Co-CEO Yakir Gola thanked workers during the ribbon-cutting and said they have been doing well in expanding their business.
“We’ve definitely come a long way, but we’re just getting started. And, you know, it took us about six years to get 2 million deliveries in Philadelphia. And now we’re doing it in two months,” he said.
Gopuff offers a variety of items that can be delivered within minutes with prices that rival convenience and grocery stores.
The new distribution center will give the company’s drivers access to items that can improve profits for the company since they are in stock and do not have to be procured from outside vendors as the company initially did in many instances when they started a decade ago.
Mayor Jim Kenney congratulated the company’s contributions to the city.
“I really want to thank them not only for all of this, all of you, and for the reputation that this company has given to Philadelphia,” he said. “It really was the beginning step of the change of Philadelphia’s neighborhoods, the demographics, the college feeling town.
Kenney did credit his own work in government with helping the business that caters to hungry college students thrive. “I will take a little bit of credit because I was the person who decriminalized marijuana in the city.

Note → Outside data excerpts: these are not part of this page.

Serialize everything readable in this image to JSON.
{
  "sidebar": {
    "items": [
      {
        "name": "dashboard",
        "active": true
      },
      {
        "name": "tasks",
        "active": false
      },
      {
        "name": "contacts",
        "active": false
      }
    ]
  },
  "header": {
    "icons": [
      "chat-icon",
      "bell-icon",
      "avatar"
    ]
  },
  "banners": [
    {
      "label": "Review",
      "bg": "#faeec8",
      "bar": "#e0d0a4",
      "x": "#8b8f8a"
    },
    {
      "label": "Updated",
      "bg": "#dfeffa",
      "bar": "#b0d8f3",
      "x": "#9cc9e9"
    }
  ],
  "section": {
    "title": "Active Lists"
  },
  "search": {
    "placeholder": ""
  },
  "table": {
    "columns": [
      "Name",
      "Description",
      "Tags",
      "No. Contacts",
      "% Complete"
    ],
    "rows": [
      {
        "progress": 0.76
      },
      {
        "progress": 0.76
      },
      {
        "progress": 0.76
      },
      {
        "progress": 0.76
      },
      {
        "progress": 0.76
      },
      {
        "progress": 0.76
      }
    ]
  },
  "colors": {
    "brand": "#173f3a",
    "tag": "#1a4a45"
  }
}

So it started to take off right after that,” he said.
The company hasn’t been without its problems. Workers held a one-day strike outside the company’s headquarters in November calling for higher pay and better hours.
The company also received a $39 million tax break through New Jersey’s Grow NJ program, even though it omitted federal labor violations from its successful application.
A spokesperson for the company declined to comment on both issues at the ribbon-cutting.